What is being done about it? Due to the tireless efforts of survivors and advocates for the elimination of the ‘widow’s tax’, legislation has been introduced in the past four Congress sessions (2011, 2013, 2015, 2017). Unfortunately, despite having significant sponsorship, it continuously failed to even receive a House vote.

It has never even made it to a vote? Seriously? What about in 2019? Currently there are two pieces of legislation with sponsorship – the Military Surviving Spouses Equity Act (H.R.553) in the House and the Military Widow’s Tax Elimination Act (S.622) in the Senate. Both proposed pieces of legislation have bipartisan support and would eliminate the provision.

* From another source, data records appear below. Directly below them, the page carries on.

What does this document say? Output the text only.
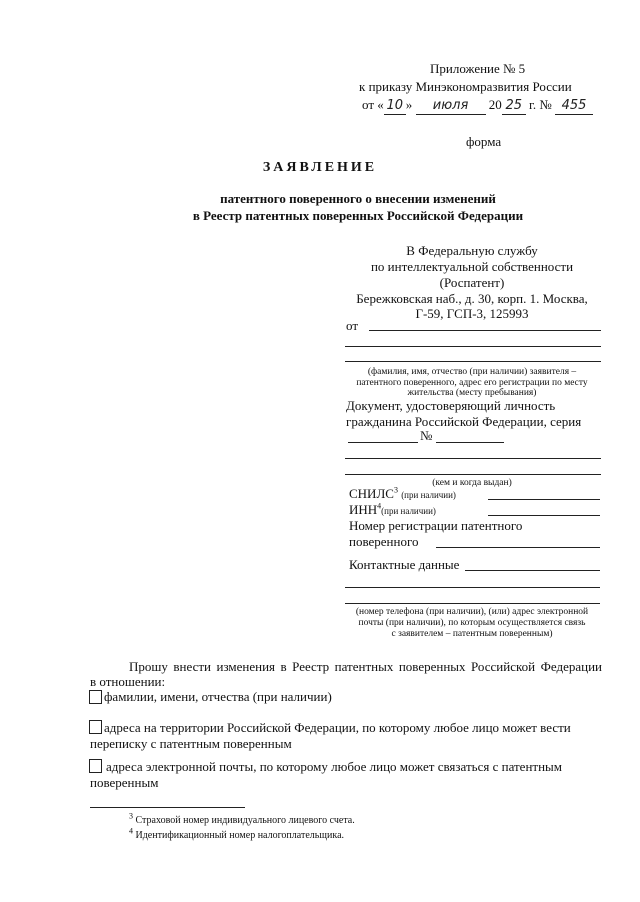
Приложение № 5
к приказу Минэкономразвития России
от « 10 » июля 20 25 г. № 455
форма
ЗАЯВЛЕНИЕ
патентного поверенного о внесении изменений
в Реестр патентных поверенных Российской Федерации
В Федеральную службу
по интеллектуальной собственности
(Роспатент)
Бережковская наб., д. 30, корп. 1. Москва,
Г-59, ГСП-3, 125993
от
(фамилия, имя, отчество (при наличии) заявителя –
патентного поверенного, адрес его регистрации по месту
жительства (месту пребывания)
Документ, удостоверяющий личность
гражданина Российской Федерации, серия
№
(кем и когда выдан)
СНИЛС$^3$ (при наличии)
ИНН$^4$(при наличии)
Номер регистрации патентного
поверенного
Контактные данные
(номер телефона (при наличии), (или) адрес электронной
почты (при наличии), по которым осуществляется связь
с заявителем – патентным поверенным)
Прошу внести изменения в Реестр патентных поверенных Российской Федерации
в отношении:
фамилии, имени, отчества (при наличии)
адреса на территории Российской Федерации, по которому любое лицо может вести
переписку с патентным поверенным
адреса электронной почты, по которому любое лицо может связаться с патентным
поверенным
$^3$ Страховой номер индивидуального лицевого счета.
$^4$ Идентификационный номер налогоплательщика.
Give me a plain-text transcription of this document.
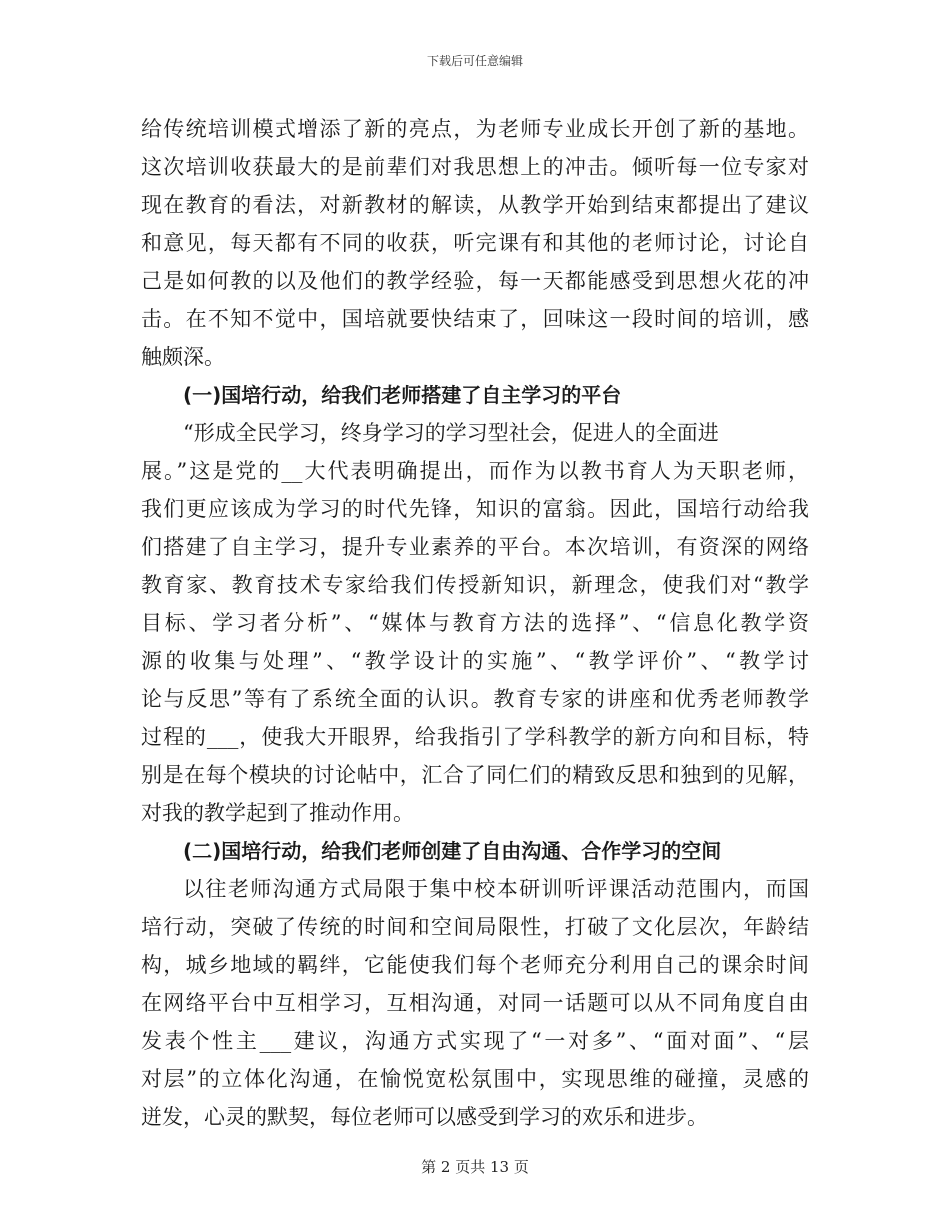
下载后可任意编辑
给传统培训模式增添了新的亮点，为老师专业成长开创了新的基地。
这次培训收获最大的是前辈们对我思想上的冲击。倾听每一位专家对
现在教育的看法，对新教材的解读，从教学开始到结束都提出了建议
和意见，每天都有不同的收获，听完课有和其他的老师讨论，讨论自
己是如何教的以及他们的教学经验，每一天都能感受到思想火花的冲
击。在不知不觉中，国培就要快结束了，回味这一段时间的培训，感
触颇深。
(一)国培行动，给我们老师搭建了自主学习的平台
“形成全民学习，终身学习的学习型社会，促进人的全面进
展。”这是党的__大代表明确提出，而作为以教书育人为天职老师，
我们更应该成为学习的时代先锋，知识的富翁。因此，国培行动给我
们搭建了自主学习，提升专业素养的平台。本次培训，有资深的网络
教育家、教育技术专家给我们传授新知识，新理念，使我们对“教学
目标、学习者分析”、“媒体与教育方法的选择”、“信息化教学资
源的收集与处理”、“教学设计的实施”、“教学评价”、“教学讨
论与反思”等有了系统全面的认识。教育专家的讲座和优秀老师教学
过程的___，使我大开眼界，给我指引了学科教学的新方向和目标，特
别是在每个模块的讨论帖中，汇合了同仁们的精致反思和独到的见解，
对我的教学起到了推动作用。
(二)国培行动，给我们老师创建了自由沟通、合作学习的空间
以往老师沟通方式局限于集中校本研训听评课活动范围内，而国
培行动，突破了传统的时间和空间局限性，打破了文化层次，年龄结
构，城乡地域的羁绊，它能使我们每个老师充分利用自己的课余时间
在网络平台中互相学习，互相沟通，对同一话题可以从不同角度自由
发表个性主___建议，沟通方式实现了“一对多”、“面对面”、“层
对层”的立体化沟通，在愉悦宽松氛围中，实现思维的碰撞，灵感的
迸发，心灵的默契，每位老师可以感受到学习的欢乐和进步。
第 2 页共 13 页
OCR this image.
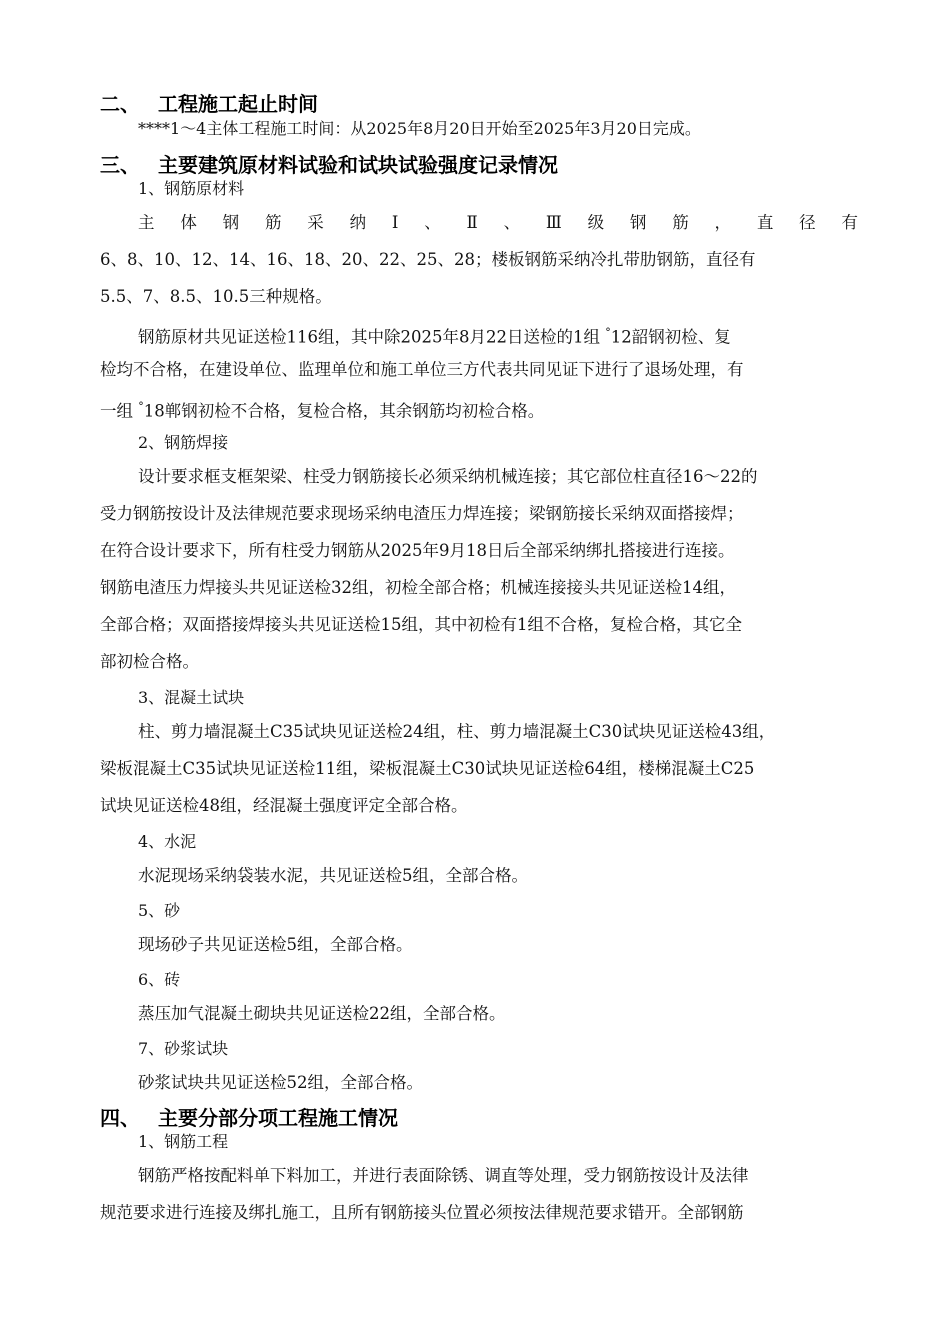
二、 工程施工起止时间
****1～4主体工程施工时间：从2025年8月20日开始至2025年3月20日完成。
三、 主要建筑原材料试验和试块试验强度记录情况
1、钢筋原材料
主 体 钢 筋 采 纳 Ⅰ 、 Ⅱ 、 Ⅲ 级 钢 筋 ， 直 径 有
6、8、10、12、14、16、18、20、22、25、28；楼板钢筋采纳冷扎带肋钢筋，直径有
5.5、7、8.5、10.5三种规格。
钢筋原材共见证送检116组，其中除2025年8月22日送检的1组 °12韶钢初检、复
检均不合格，在建设单位、监理单位和施工单位三方代表共同见证下进行了退场处理，有
一组 °18郸钢初检不合格，复检合格，其余钢筋均初检合格。
2、钢筋焊接
设计要求框支框架梁、柱受力钢筋接长必须采纳机械连接；其它部位柱直径16～22的
受力钢筋按设计及法律规范要求现场采纳电渣压力焊连接；梁钢筋接长采纳双面搭接焊；
在符合设计要求下，所有柱受力钢筋从2025年9月18日后全部采纳绑扎搭接进行连接。
钢筋电渣压力焊接头共见证送检32组，初检全部合格；机械连接接头共见证送检14组，
全部合格；双面搭接焊接头共见证送检15组，其中初检有1组不合格，复检合格，其它全
部初检合格。
3、混凝土试块
柱、剪力墙混凝土C35试块见证送检24组，柱、剪力墙混凝土C30试块见证送检43组，
梁板混凝土C35试块见证送检11组，梁板混凝土C30试块见证送检64组，楼梯混凝土C25
试块见证送检48组，经混凝土强度评定全部合格。
4、水泥
水泥现场采纳袋装水泥，共见证送检5组，全部合格。
5、砂
现场砂子共见证送检5组，全部合格。
6、砖
蒸压加气混凝土砌块共见证送检22组，全部合格。
7、砂浆试块
砂浆试块共见证送检52组，全部合格。
四、 主要分部分项工程施工情况
1、钢筋工程
钢筋严格按配料单下料加工，并进行表面除锈、调直等处理，受力钢筋按设计及法律
规范要求进行连接及绑扎施工，且所有钢筋接头位置必须按法律规范要求错开。全部钢筋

So what happened on the hill yesterday? Senator Doug Jones (D, Alabama) stood on the Senate floor before the vote on the annual defense authorization measure in effort to add a repeal of the ‘widow’s tax’ (see video below). He called for unanimous consent to force a vote but Senate leaders wouldn’t allow it as an amendment in the National Defense Authorization Act (NDAA).  Senate Armed Services Committee Chairman, Jim Inhofe (R, Oklahoma), and one of the 74 co-sponsors blocked the parliamentary move over financial questions and other anonymous objections. The Congressional Budget Office has estimated the legislation would cost approximately $5.7 billion over the next decade. Senator Inhofe stated, “I support and will continue to support the permanent fix. It’s going to happen. We’re going to do it … but it can’t be on this bill.

What happens next? Despite advocates having fought to repeal the widow’s tax for years, this is the first time it has garnered this amount of attention in the general public. Senator Jones said yesterday that he has talked to House leaders in effort to bring up the bill in that chamber and that he will continue to fight on behalf of Gold Star families, whether it be as a standalone measure or as an amendment on an existing bill.

Kristen and her daughter in 2019

What can I do to help? Contact your representatives and urge them to support measures to end the ‘widow’s tax’. The Military Officers Association of America (MOAA) has a form that you can fill out to send a message through it’s Legislative Action Center. Use the hashtag #AxeWidowsTax when tweeting about the issue. Inform your family and friends about the issue. And don’t forget to say thank you to the members of Congress who have expressed their support.